§37   Names and messages in non-English languages

The fourth and final part of the language definition file is taken up with rules on printing out messages and object names in the new language. The gender-number-animation (GNA) combination is considerably more important when printing nouns than when parsing them, because the player is less forgiving of errors. Few errors are as conspicuous or as painful as “You can see a gloves here.”, in which the library's list-writer has evidently used the wrong GNA for the gloves. Here is a more substantial example:

Volière
Une jungle superbe, avec des animaux et des arbres.
On peut voir ici trois oiseaux (une oie, un moineau et un cygne blanc), cinq boîtes, une huître, Edith Piaf et des raisins.

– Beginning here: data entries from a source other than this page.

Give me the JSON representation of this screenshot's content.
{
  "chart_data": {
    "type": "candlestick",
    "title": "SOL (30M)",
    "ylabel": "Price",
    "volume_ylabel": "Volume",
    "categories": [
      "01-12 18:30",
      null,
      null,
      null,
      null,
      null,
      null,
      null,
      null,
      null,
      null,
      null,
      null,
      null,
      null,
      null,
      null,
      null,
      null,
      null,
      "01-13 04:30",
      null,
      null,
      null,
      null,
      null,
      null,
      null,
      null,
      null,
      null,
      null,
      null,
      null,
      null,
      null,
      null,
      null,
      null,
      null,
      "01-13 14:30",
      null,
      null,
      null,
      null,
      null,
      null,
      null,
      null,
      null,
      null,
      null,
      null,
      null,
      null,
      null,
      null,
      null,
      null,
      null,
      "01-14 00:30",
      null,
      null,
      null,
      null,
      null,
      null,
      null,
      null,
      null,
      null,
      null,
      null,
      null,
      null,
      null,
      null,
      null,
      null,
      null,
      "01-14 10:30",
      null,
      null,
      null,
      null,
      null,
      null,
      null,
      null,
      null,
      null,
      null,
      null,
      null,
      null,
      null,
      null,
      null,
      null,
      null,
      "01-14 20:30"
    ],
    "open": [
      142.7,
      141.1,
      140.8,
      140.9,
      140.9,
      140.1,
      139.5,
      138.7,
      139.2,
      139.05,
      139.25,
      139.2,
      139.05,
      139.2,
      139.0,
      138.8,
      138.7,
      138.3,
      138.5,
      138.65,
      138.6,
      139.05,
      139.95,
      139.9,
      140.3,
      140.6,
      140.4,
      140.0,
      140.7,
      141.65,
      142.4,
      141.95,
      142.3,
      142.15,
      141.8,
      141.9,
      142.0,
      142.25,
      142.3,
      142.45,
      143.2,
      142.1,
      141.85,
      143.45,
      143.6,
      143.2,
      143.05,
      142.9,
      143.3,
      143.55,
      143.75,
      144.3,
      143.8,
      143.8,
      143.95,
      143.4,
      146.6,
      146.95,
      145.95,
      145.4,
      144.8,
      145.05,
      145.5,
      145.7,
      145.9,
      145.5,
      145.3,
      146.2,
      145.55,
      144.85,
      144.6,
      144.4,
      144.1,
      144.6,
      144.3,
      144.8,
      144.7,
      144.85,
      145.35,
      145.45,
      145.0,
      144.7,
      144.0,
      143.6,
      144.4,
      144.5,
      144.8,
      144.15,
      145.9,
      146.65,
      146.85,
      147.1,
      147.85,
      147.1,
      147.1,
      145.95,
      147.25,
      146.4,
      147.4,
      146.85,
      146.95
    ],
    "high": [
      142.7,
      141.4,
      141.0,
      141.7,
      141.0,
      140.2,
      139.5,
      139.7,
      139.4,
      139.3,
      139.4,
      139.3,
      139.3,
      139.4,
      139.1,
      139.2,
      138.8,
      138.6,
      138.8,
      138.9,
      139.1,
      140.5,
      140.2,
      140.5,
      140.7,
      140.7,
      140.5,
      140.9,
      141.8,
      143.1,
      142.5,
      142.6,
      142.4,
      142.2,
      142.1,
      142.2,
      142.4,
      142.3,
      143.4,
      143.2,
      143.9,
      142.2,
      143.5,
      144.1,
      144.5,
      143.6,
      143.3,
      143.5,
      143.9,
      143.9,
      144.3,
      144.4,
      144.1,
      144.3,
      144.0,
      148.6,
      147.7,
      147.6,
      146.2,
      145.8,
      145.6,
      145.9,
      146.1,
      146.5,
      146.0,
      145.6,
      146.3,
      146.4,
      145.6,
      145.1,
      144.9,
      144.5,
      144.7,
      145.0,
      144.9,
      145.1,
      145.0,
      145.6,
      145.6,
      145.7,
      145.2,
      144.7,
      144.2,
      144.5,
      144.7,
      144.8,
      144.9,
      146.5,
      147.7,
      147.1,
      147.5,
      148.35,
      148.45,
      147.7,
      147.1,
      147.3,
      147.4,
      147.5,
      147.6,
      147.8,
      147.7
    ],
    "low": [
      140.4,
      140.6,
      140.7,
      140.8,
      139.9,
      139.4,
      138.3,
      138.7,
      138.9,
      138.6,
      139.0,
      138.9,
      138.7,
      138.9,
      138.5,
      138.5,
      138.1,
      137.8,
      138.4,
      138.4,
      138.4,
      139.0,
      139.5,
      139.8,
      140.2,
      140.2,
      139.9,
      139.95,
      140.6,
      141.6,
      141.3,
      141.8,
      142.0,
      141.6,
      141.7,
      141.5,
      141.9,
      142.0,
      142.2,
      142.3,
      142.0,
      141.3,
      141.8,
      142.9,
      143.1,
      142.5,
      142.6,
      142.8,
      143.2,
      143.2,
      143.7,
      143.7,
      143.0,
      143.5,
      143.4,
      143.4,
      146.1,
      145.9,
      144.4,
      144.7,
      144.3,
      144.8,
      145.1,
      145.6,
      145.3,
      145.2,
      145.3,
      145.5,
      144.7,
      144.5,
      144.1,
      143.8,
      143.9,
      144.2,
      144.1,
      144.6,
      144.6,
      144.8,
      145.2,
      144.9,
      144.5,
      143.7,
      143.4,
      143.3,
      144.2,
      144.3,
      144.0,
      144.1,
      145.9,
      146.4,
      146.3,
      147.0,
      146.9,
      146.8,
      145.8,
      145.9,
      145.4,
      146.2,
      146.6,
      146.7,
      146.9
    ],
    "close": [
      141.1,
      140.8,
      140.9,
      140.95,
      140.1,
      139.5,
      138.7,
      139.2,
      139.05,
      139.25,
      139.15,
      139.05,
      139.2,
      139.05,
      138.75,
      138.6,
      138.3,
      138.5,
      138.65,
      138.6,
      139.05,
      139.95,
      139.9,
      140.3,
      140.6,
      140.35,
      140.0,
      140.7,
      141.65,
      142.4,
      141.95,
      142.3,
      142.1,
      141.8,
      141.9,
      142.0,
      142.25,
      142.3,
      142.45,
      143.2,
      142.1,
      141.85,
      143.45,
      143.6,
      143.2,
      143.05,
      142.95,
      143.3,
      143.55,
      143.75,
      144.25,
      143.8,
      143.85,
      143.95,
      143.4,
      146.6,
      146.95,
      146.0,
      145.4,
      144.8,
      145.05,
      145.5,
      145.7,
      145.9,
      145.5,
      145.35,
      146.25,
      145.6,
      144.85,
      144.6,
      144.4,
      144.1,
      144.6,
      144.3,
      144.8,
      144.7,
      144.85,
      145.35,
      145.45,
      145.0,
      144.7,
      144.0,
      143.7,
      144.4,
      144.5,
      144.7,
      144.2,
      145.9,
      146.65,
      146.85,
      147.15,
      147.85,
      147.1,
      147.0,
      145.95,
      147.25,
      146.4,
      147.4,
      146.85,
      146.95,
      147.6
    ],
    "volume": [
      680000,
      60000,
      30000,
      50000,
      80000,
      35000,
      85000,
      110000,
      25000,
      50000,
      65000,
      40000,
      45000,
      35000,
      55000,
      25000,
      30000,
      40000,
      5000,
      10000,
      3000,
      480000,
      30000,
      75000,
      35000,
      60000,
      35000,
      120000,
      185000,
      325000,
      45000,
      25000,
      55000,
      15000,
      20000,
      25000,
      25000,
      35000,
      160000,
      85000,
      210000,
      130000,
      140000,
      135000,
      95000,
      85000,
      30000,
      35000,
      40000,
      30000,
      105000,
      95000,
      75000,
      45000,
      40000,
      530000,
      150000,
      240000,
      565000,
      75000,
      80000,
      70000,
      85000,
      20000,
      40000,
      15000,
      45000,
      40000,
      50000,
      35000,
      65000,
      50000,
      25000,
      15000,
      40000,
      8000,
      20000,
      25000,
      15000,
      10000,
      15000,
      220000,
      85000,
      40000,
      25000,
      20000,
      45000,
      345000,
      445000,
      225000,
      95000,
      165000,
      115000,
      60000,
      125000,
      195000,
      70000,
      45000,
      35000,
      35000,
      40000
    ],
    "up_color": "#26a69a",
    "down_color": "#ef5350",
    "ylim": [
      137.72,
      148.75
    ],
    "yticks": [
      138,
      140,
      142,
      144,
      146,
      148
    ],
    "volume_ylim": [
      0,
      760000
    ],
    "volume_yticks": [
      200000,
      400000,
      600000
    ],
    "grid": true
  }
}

To print this, the list-writer needs to know that “oie” is feminine singular, “cygne blanc” is masculine singular and so on. In short, it must be told the GNA of every object name it ever prints, or it will append all the wrong articles.

The translator will need first to decide how the genders are to be used. Inform allows for three genders, called male, female and neuter because they are usually used for masculine, feminine and neuter genders. Different natural languages will use these differently. In English, all nouns are neuter except for those of people (and sometimes higher animals), when they follow the gender of the person. Latin, German and Dutch use all three genders without any very logical pattern, while French, Spanish and Italian have no neuter. In Norwegian even the number of genders is a matter of dialect: traditional Norwegian has two genders, “common” and “neuter”, but more recently Norwegian has absorbed a new feminine gender from its rural dialects. One way to achieve this in Inform would be to use male for common, female for the rural feminine and neuter for neuter. To avoid confusion it might be worth making the definition

Attribute common alias male;

which makes common equivalent to writing male. (The keyword alias is used, though very seldom, for making alternative names for attributes and properties.)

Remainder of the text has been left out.